Au moment de la dispersion, des incidents ont éclaté. Juchés sur le toit d'un abribus, des manifestants ont brûlé des drapeaux israélien et américain. D'après la préfecture de police, entre 400 et 500 jeunes présents en tête du cortège ont lancé des projectiles sur les forces de l'ordre et commis plusieurs exactions au niveau du boulevard Haussmann jusqu'à la place Saint-Augustin. Au total, selon la préfecture, cinq commerces ont été "dégradés ou vandalisés" et deux autres "pillés". En outre, "13 véhicules ont été dégradés, dont un appartenant aux forces de l'ordre, et trois véhicules ont été incendiés dont un appartenant à la police". Vingt personnes ont été interpellées et dix policiers blessés, a-t-on appris de même source. Le calme a été rétabli vers 20h.

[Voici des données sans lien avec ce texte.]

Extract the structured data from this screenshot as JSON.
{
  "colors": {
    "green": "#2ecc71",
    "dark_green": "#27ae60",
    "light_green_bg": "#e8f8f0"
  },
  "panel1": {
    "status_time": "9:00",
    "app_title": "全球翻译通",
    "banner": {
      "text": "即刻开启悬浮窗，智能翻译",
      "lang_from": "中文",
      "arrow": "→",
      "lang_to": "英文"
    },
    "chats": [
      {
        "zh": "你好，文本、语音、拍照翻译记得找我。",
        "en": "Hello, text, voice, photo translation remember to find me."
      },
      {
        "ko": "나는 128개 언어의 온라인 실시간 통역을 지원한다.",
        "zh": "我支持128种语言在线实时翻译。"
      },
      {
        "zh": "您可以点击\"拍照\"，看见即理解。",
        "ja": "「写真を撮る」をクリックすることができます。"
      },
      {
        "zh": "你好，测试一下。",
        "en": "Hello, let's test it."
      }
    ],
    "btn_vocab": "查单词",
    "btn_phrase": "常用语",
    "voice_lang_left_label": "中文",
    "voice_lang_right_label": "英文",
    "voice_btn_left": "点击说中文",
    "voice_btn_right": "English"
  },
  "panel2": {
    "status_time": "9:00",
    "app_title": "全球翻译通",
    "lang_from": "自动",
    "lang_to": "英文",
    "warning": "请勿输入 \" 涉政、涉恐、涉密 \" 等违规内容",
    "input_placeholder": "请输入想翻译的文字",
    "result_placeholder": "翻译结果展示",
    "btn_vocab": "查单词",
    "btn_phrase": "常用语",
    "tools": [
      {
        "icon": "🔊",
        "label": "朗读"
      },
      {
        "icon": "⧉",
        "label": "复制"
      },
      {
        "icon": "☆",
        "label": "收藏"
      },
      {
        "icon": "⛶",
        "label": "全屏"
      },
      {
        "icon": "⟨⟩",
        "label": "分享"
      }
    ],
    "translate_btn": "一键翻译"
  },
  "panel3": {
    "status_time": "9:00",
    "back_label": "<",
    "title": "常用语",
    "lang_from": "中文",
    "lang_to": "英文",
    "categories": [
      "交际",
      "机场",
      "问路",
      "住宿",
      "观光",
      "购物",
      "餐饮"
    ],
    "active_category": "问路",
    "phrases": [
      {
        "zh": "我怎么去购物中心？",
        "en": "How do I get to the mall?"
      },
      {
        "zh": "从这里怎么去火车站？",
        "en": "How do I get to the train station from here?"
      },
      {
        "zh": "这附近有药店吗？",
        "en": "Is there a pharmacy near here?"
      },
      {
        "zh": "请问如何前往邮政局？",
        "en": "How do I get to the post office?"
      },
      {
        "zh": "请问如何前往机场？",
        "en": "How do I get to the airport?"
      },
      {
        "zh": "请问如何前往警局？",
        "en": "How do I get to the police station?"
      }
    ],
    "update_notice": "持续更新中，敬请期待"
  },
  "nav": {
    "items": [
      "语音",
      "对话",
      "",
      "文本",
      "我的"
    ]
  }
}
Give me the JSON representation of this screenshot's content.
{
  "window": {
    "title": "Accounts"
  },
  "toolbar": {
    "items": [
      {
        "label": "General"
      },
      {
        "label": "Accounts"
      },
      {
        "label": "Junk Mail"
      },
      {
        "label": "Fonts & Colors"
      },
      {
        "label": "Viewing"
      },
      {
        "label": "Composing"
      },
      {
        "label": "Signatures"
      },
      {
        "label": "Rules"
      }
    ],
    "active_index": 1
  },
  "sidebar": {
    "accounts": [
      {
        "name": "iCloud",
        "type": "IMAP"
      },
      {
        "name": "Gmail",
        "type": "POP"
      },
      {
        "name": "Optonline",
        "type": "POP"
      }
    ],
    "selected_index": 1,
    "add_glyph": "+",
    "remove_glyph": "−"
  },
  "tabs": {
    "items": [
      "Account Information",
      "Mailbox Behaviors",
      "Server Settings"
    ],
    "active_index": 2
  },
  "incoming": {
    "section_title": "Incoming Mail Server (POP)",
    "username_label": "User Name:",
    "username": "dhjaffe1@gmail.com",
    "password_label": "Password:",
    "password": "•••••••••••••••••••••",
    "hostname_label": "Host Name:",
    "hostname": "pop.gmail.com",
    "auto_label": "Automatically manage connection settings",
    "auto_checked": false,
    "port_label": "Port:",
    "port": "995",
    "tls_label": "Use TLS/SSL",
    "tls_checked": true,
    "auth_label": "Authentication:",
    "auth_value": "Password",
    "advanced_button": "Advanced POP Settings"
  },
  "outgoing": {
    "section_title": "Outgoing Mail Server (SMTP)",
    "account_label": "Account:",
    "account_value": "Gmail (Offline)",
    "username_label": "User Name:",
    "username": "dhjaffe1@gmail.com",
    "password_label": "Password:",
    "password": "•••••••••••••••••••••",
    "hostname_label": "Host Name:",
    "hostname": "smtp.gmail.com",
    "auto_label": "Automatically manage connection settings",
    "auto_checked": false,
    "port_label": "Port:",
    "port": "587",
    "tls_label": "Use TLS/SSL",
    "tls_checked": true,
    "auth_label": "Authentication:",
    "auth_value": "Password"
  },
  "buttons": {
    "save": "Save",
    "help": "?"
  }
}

Dans le centre de Lyon, entre 7 à 8.000 personnes, selon la police, et 15.000, selon les organisateurs, se sont rassemblées place Bellecour pour demander la fin des raids.
Des manifestations similaires ont réuni à Marseille 3.000 personnes selon la police, et à Bordeaux entre 2.000 et 3.000 selon la police et les organisateurs. Dans cette ville, une pancarte dénonçait "Nuit et Brouillard pour les enfants de Gaza".